Однако главный парадокс состоит в том, что мое подсознание не исключение из правил, и оно тоже способно ставить подножки, обманывать и сбивать с верного пути. Теперь же картинка складывается совершенно иначе, подтверждая то, что я понял гораздо раньше, но упорно отрицал, надеясь на другое объяснение. Отрешенно уставившись на экран, я сглатываю скопившуюся во рту горечь и до скрипа в костяшках сжимаю кулак.
«Улей» и правда нельзя покинуть, глупая пчелка.
Никому еще не удалось.
Даже тебе.
Глава 15
Из спасительных объятий сна ее вырывает назойливое ощущение пристального изучающего взгляда, словно высверливающего отверстие у нее во лбу. Неприятное чувство, почти болезненное. Хочется спрятаться, отвернуться, но мышцы шеи отказываются подчиняться, веки кажутся тяжелыми, в ушах звенит монотонный гул, в голове рой разрозненных мыслей и отголоски чудовищного сна.
Или это был вовсе не сон?
Получив вопрос, вероломная память безжалостно подкидывает самые жуткие кадры из кровавой онлайн-трансляции, заставляя сердце бешено сокращаться в груди. Дышать становится тяжело, будто невидимая тяжесть камнем давит на грудь. Страх, ярость, ненависть, омерзение, глухое отчаяние – всё возвращается снова, обрушиваясь лавиной обреченного бессилия. По венам расползается леденящий ужас, и она инстинктивно жмется к источнику тепла.
Наткнувшись на твердую преграду, Кая изумленно распахивает глаза. Несколько раз моргает, пытаясь прогнать нелепое видение, но лицо на соседней подушке не только никуда не исчезает, но еще и нахально ухмыляется.
– Где, твою мать, тебя носило? – Приподняв голову, Кая приглаживает ладонями растрепанные волосы.
– Не вижу слез радости, – вместо приветствия насмешливо бросает Бут.
Вот говнюк, залез без спроса в ее чистую, белоснежную кровать в своем черном похоронном смокинге, и хватает наглости сыпать дурацкими шутками.
Повернувшись на бок, батлер засовывает руку под подушку и невинно улыбается. Несмотря на внешнюю самодовольную браваду, он выглядит как-то иначе… Уставшим, что ли. И цвет лица бледнее, чем обычно. Или она просто давно его не видела? Странно, но с появлением Бута весь тот кромешный мрак, в котором пребывали ее мысли еще минуту назад, отходит на второй план. Причины подобной метаморфозы пока туманны и неясны, но она обязательно с этим разберется… потом.
– Я слышал, ты скучала по мне. Вся извелась, места себе не находила, – лениво продолжает батлер.

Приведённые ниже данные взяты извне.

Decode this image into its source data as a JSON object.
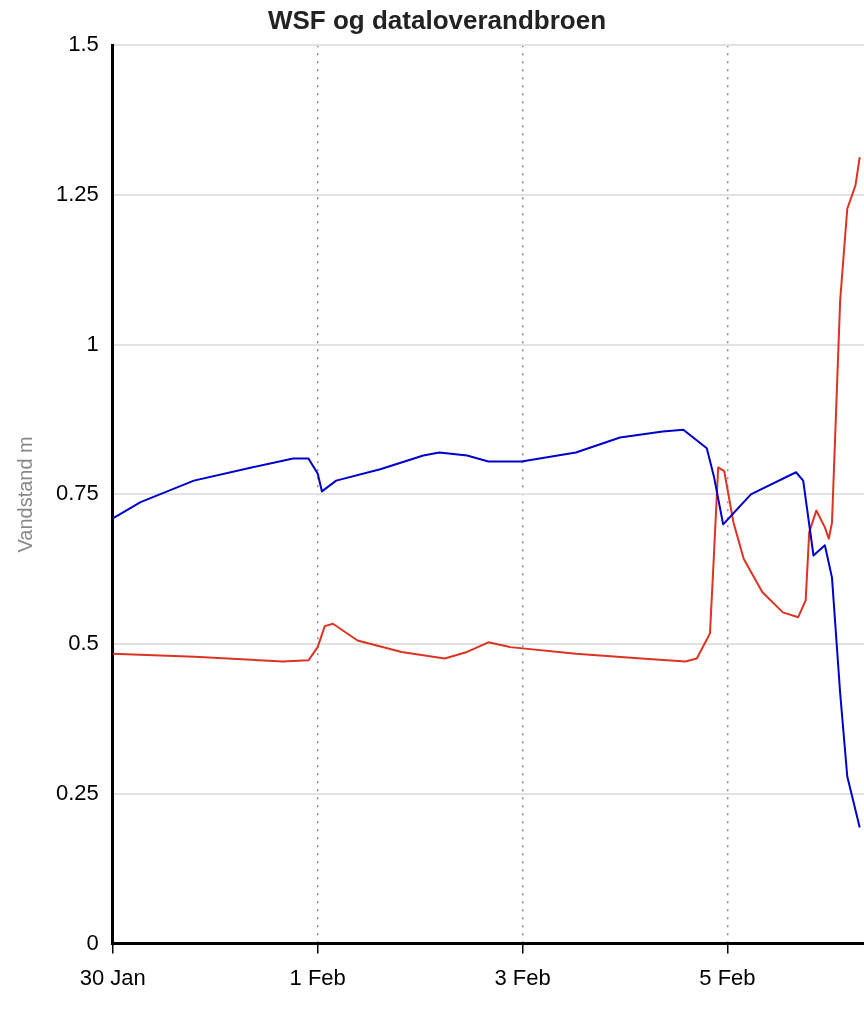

– Скучала? Я? – сиплым спросонья голосом возмущенно выдыхает Кая, с силой пихая его в плечо. Поморщившись, он ловит ее запястье и сильно сжимает.

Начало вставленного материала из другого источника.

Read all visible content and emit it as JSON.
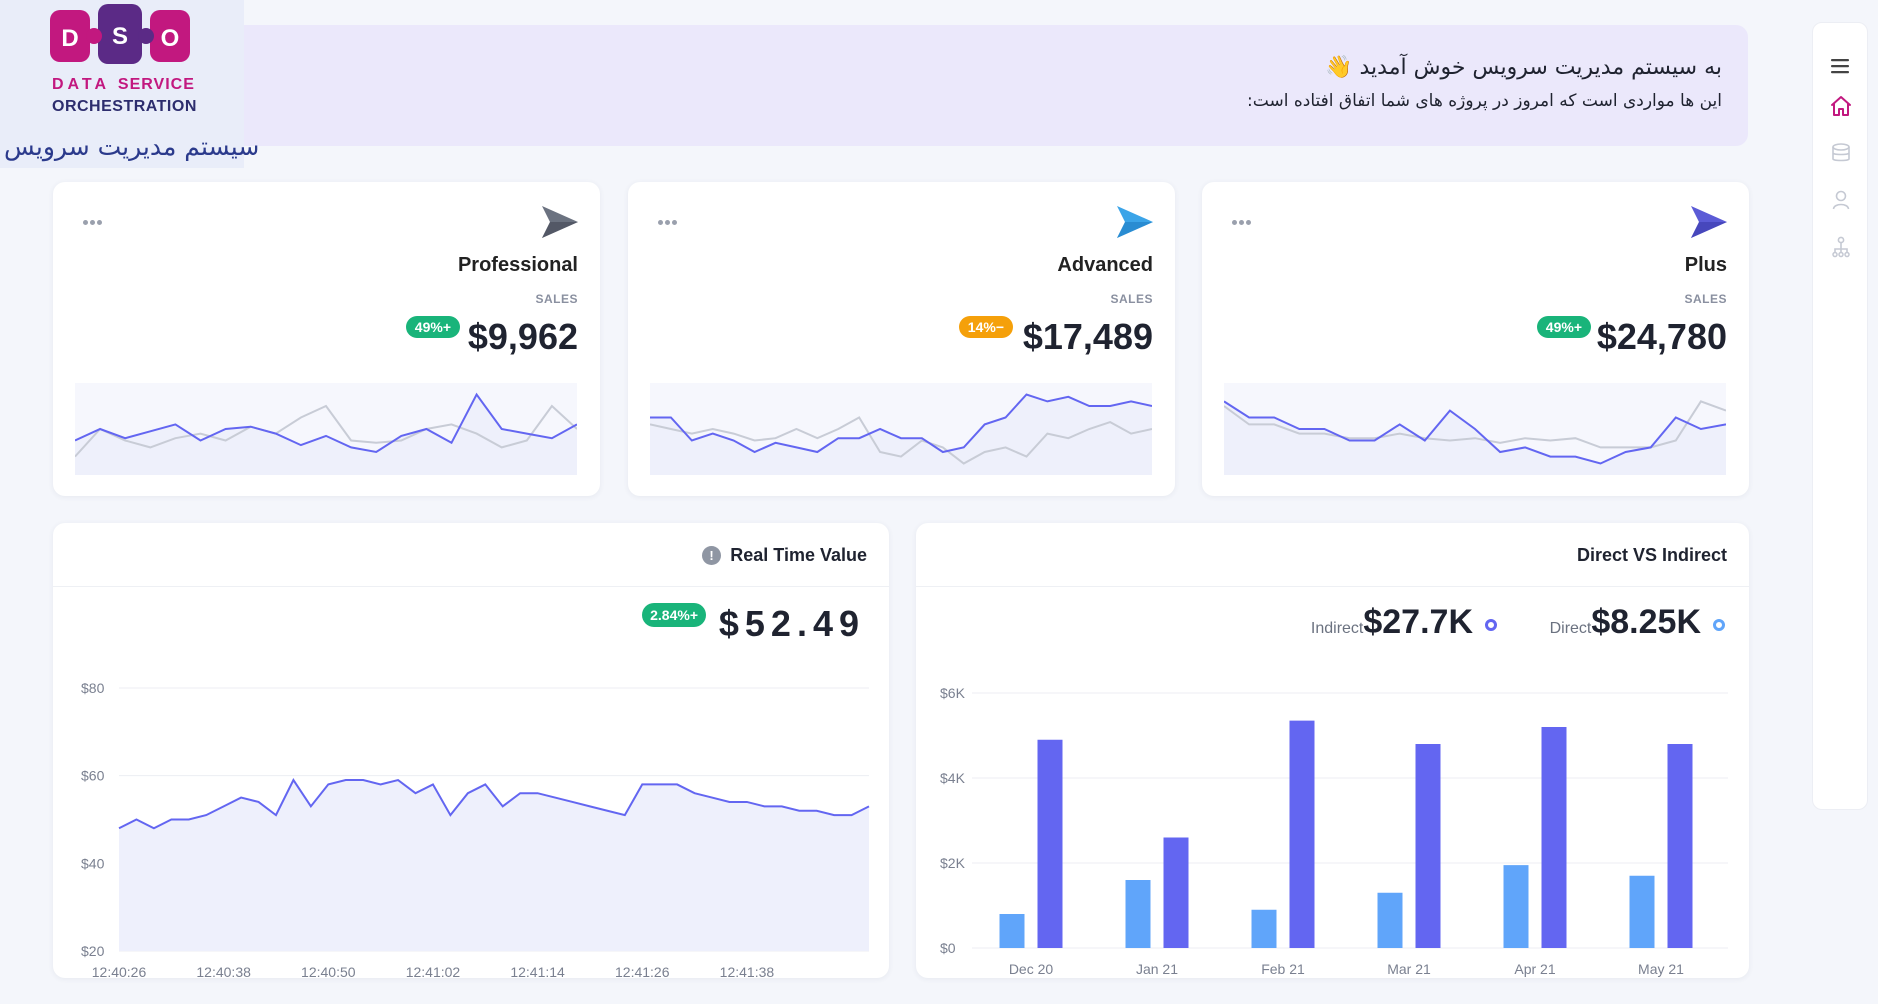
{
  "logo": {
    "letters": [
      "D",
      "S",
      "O"
    ],
    "line1_a": "DATA",
    "line1_b": "SERVICE",
    "line2": "ORCHESTRATION",
    "fa_title": "سیستم مدیریت سرویس"
  },
  "banner": {
    "title": "به سیستم مدیریت سرویس خوش آمدید 👋",
    "subtitle": "این ها مواردی است که امروز در پروژه های شما اتفاق افتاده است:"
  },
  "sidebar": {
    "icons": [
      "menu-icon",
      "home-icon",
      "database-icon",
      "user-icon",
      "hierarchy-icon"
    ],
    "active": "home-icon"
  },
  "colors": {
    "primary": "#6366f1",
    "secondary": "#60a5fa",
    "grey_line": "#c8ccd6",
    "fill": "#eef0fb",
    "green": "#19b47a",
    "orange": "#f5a00a"
  },
  "plans": [
    {
      "name": "Professional",
      "sales_label": "SALES",
      "amount": "$9,962",
      "badge": "49%+",
      "badge_color": "#19b47a",
      "plane_color": "#6b7280",
      "spark_primary": [
        55,
        60,
        56,
        59,
        62,
        55,
        60,
        61,
        58,
        53,
        57,
        52,
        50,
        57,
        60,
        54,
        75,
        60,
        58,
        56,
        62
      ],
      "spark_grey": [
        48,
        60,
        55,
        52,
        56,
        58,
        55,
        61,
        58,
        65,
        70,
        55,
        54,
        55,
        60,
        62,
        58,
        52,
        55,
        70,
        60
      ]
    },
    {
      "name": "Advanced",
      "sales_label": "SALES",
      "amount": "$17,489",
      "badge": "14%−",
      "badge_color": "#f5a00a",
      "plane_color": "#3ba4e8",
      "spark_primary": [
        65,
        65,
        55,
        58,
        55,
        50,
        54,
        52,
        50,
        56,
        56,
        60,
        56,
        56,
        50,
        52,
        62,
        65,
        75,
        72,
        74,
        70,
        70,
        72,
        70
      ],
      "spark_grey": [
        62,
        60,
        58,
        60,
        58,
        55,
        56,
        60,
        56,
        60,
        65,
        50,
        48,
        55,
        52,
        45,
        50,
        52,
        48,
        58,
        56,
        60,
        63,
        58,
        60
      ]
    },
    {
      "name": "Plus",
      "sales_label": "SALES",
      "amount": "$24,780",
      "badge": "49%+",
      "badge_color": "#19b47a",
      "plane_color": "#5b5bd6",
      "spark_primary": [
        72,
        65,
        65,
        60,
        60,
        55,
        55,
        62,
        55,
        68,
        60,
        50,
        52,
        48,
        48,
        45,
        50,
        52,
        65,
        60,
        62
      ],
      "spark_grey": [
        70,
        62,
        62,
        58,
        58,
        56,
        56,
        58,
        56,
        55,
        56,
        54,
        56,
        55,
        56,
        52,
        52,
        52,
        55,
        72,
        68
      ]
    }
  ],
  "realtime": {
    "title": "Real Time Value",
    "info_icon": "info-icon",
    "value": "$52.49",
    "badge": "2.84%+"
  },
  "direct": {
    "title": "Direct VS Indirect",
    "indirect_label": "Indirect",
    "indirect_value": "$27.7K",
    "direct_label": "Direct",
    "direct_value": "$8.25K"
  },
  "chart_data": [
    {
      "type": "area",
      "title": "Real Time Value",
      "ylim": [
        20,
        80
      ],
      "yticks": [
        "$20",
        "$40",
        "$60",
        "$80"
      ],
      "ytick_values": [
        20,
        40,
        60,
        80
      ],
      "xtick_labels": [
        "12:40:26",
        "12:40:38",
        "12:40:50",
        "12:41:02",
        "12:41:14",
        "12:41:26",
        "12:41:38"
      ],
      "x": [
        26,
        28,
        30,
        32,
        34,
        36,
        38,
        40,
        42,
        44,
        46,
        48,
        50,
        52,
        54,
        56,
        58,
        60,
        62,
        64,
        66,
        68,
        70,
        72,
        74,
        76,
        78,
        80,
        82,
        84,
        86,
        88,
        90,
        92,
        94,
        96,
        98,
        100,
        102,
        104,
        106,
        108,
        110,
        112
      ],
      "values": [
        48,
        50,
        48,
        50,
        50,
        51,
        53,
        55,
        54,
        51,
        59,
        53,
        58,
        59,
        59,
        58,
        59,
        56,
        58,
        51,
        56,
        58,
        53,
        56,
        56,
        55,
        54,
        53,
        52,
        51,
        58,
        58,
        58,
        56,
        55,
        54,
        54,
        53,
        53,
        52,
        52,
        51,
        51,
        53
      ],
      "xtick_positions": [
        26,
        38,
        50,
        62,
        74,
        86,
        98
      ],
      "xlim": [
        26,
        112
      ],
      "series_color": "#6366f1"
    },
    {
      "type": "bar",
      "title": "Direct VS Indirect",
      "categories": [
        "Dec 20",
        "Jan 21",
        "Feb 21",
        "Mar 21",
        "Apr 21",
        "May 21"
      ],
      "ylim": [
        0,
        6000
      ],
      "yticks": [
        "$0",
        "$2K",
        "$4K",
        "$6K"
      ],
      "ytick_values": [
        0,
        2000,
        4000,
        6000
      ],
      "series": [
        {
          "name": "Direct",
          "color": "#60a5fa",
          "values": [
            800,
            1600,
            900,
            1300,
            1950,
            1700
          ]
        },
        {
          "name": "Indirect",
          "color": "#6366f1",
          "values": [
            4900,
            2600,
            5350,
            4800,
            5200,
            4800
          ]
        }
      ]
    }
  ]
}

– Помнишь правило про распускание рук? – с опасным шипением бросает Бут.
– Пошел ты со своими правилами, – взбешенно рычит Кая, вырываясь и подпрыгивая на постели. – Тут такое творится! Ад отдыхает, а тебе весело?
– Ты жива и здорова. Разве это не повод, чтобы расслабиться и улыбнуться? – равнодушно отзывается он, переворачиваясь на спину.
От его сканирующего тяжелого взгляда из-под опущенных ресниц ей становится не по себе. По спине несется табун мурашек, правое веко нервно пульсирует.
Как Кая вообще оказалась в кровати? Последнее, что она помнит, – звездное небо над террасой, собственный оглушительный вопль, а потом как отрезало. Обернувшись, пчелка напряженно смотрит на темный экран плазмы.
Может, это и правда был просто сон?
– Не обманывай себя, – забравшись в ее мысли, безжалостно рубит Бут.
Судорожно втянув жизненно необходимый кислород, она снова поворачивается к валяющемуся на ее постели мужчине. Боже, как же он ее бесит. До скрежета зубов и трясущихся конечностей.